What’s unique with OpenX’s platform is where the auction takes place – in the user’s browser. OpenX’s customers have just started using the new platform and while it’s questionable how the change will affect rates, there are some potential benefits to a browser-level auction, even if the effects are likely only “marginal,” according to Gartner's Frank.
“By pushing out a lot of the decision-making off of the server, in principle you can get more scale. You can get closer to the user context which gives you some advantages, (such as) incorporating viewability into the decision-making process ... you might also have more information available at the browser level,” Frank said.
Scalability is important to large publishers, and OpenX touts Yellow Pages, TV Guide and the New York Observer as users of the new platform.
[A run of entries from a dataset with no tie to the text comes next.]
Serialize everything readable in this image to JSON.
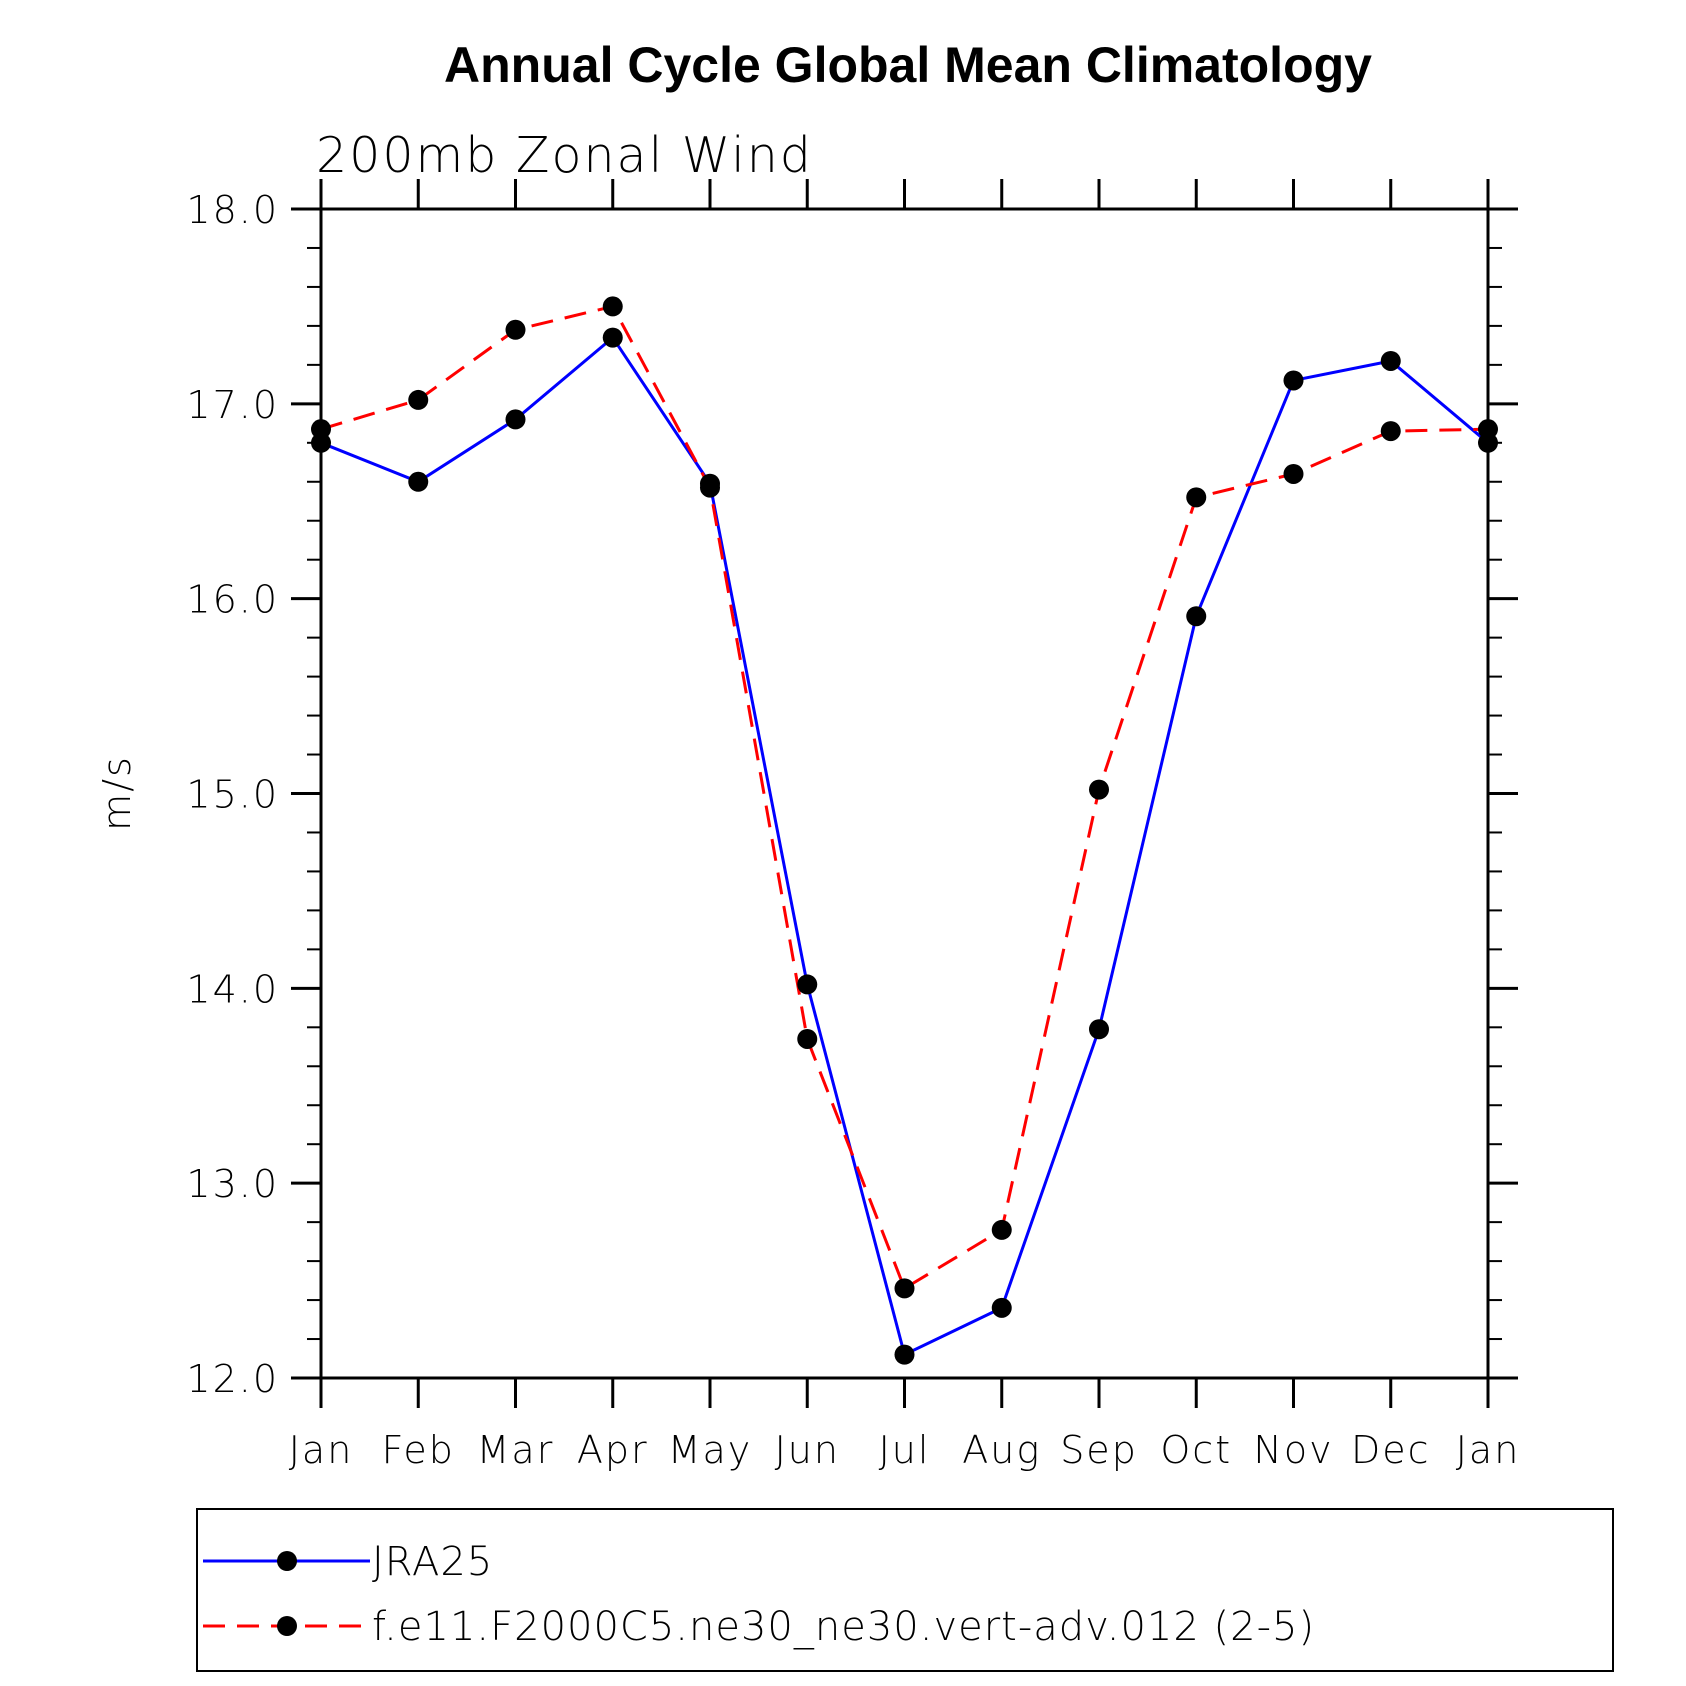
{
  "chart_data": {
    "type": "line",
    "title": "Annual Cycle Global Mean Climatology",
    "subtitle": "200mb Zonal Wind",
    "ylabel": "m/s",
    "xlabel": "",
    "categories": [
      "Jan",
      "Feb",
      "Mar",
      "Apr",
      "May",
      "Jun",
      "Jul",
      "Aug",
      "Sep",
      "Oct",
      "Nov",
      "Dec",
      "Jan"
    ],
    "ylim": [
      12.0,
      18.0
    ],
    "y_ticks": [
      "12.0",
      "13.0",
      "14.0",
      "15.0",
      "16.0",
      "17.0",
      "18.0"
    ],
    "grid": false,
    "legend_placement": "bottom",
    "series": [
      {
        "name": "JRA25",
        "color": "#0000ff",
        "dash": "solid",
        "values": [
          16.8,
          16.6,
          16.92,
          17.34,
          16.59,
          14.02,
          12.12,
          12.36,
          13.79,
          15.91,
          17.12,
          17.22,
          16.8
        ]
      },
      {
        "name": "f.e11.F2000C5.ne30_ne30.vert-adv.012 (2-5)",
        "color": "#ff0000",
        "dash": "dashed",
        "values": [
          16.87,
          17.02,
          17.38,
          17.5,
          16.57,
          13.74,
          12.46,
          12.76,
          15.02,
          16.52,
          16.64,
          16.86,
          16.87
        ]
      }
    ]
  }
}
In choosing a vendor, “any (ad tech vendors) that have interesting features but don’t have scalability behind them fall of the list,” said David Lebow, vice president of digital markets at Yellow Pages. “I look at scalability as an advantage and a lack of scalability as risk. When you look at the size of a network – an 80 million-user network like YP has – you have to look at scalability as a positive.”
The trade-offs are possible latency issues involved in trying to conduct an auction on each user's browser, rather than a single server, Frank said, as well as the fact that a collection of browsers are more diverse than a single server and may be more difficult to control.
The question of whether a server-level or browser-level auction will significantly alter the end goal – higher ad rates for publishers – remains to be seen, Frank said. However, in an environment where a SSP vendor might be taking a 15% to 30% cut of a publisher’s net ad revenue for the promise of higher ad rates, even marginal changes can give one vendor the edge.